There are three overall formats for stab assembler directives,
differentiated by the first word of the stab. The name of the directive
describes which combination of four possible data fields follows. It is
either .stabs
(string), .stabn
(number), or .stabd
(dot). IBM's XCOFF assembler uses .stabx
(and some other
directives such as .file
and .bi
) instead of
.stabs
, .stabn
or .stabd
.
The overall format of each class of stab is:
.stabs "string",type,other,desc,value .stabn type,other,desc,value .stabd type,other,desc .stabx "string",value,type,sdb-type
For .stabn
and .stabd
, there is no string (the
n_strx
field is zero; see Symbol Tables). For
.stabd
, the value field is implicit and has the value of
the current file location. For .stabx
, the sdb-type field
is unused for stabs and can always be set to zero. The other
field is almost always unused and can be set to zero.

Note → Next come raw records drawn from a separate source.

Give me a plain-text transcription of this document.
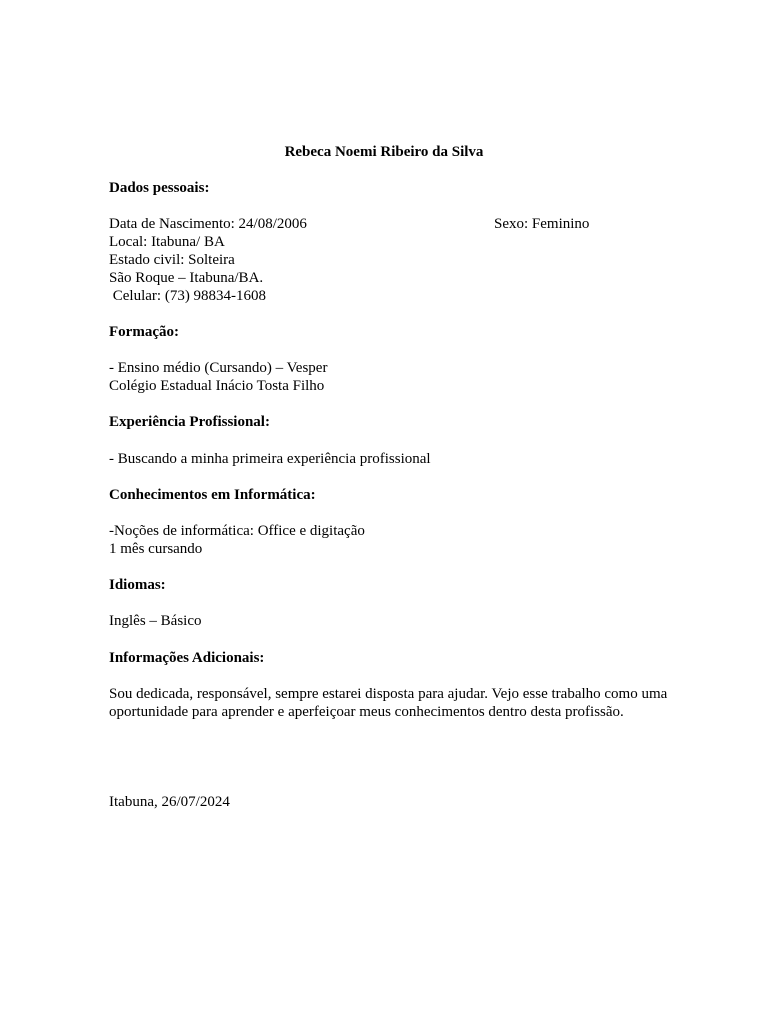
Rebeca Noemi Ribeiro da Silva
Dados pessoais:
Data de Nascimento: 24/08/2006	Sexo: Feminino
Local: Itabuna/ BA
Estado civil: Solteira
São Roque – Itabuna/BA.
Celular: (73) 98834-1608
Formação:
- Ensino médio (Cursando) – Vesper
Colégio Estadual Inácio Tosta Filho
Experiência Profissional:
- Buscando a minha primeira experiência profissional
Conhecimentos em Informática:
-Noções de informática: Office e digitação
1 mês cursando
Idiomas:
Inglês – Básico
Informações Adicionais:
Sou dedicada, responsável, sempre estarei disposta para ajudar. Vejo esse trabalho como uma oportunidade para aprender e aperfeiçoar meus conhecimentos dentro desta profissão.
Itabuna, 26/07/2024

The number in the type field gives some basic information about which type of stab this is (or whether it is a stab, as opposed to an ordinary symbol). Each valid type number defines a different stab type; further, the stab type defines the exact interpretation of, and possible values for, any remaining string, desc, or value fields present in the stab. See Stab Types, for a list in numeric order of the valid type field values for stab directives.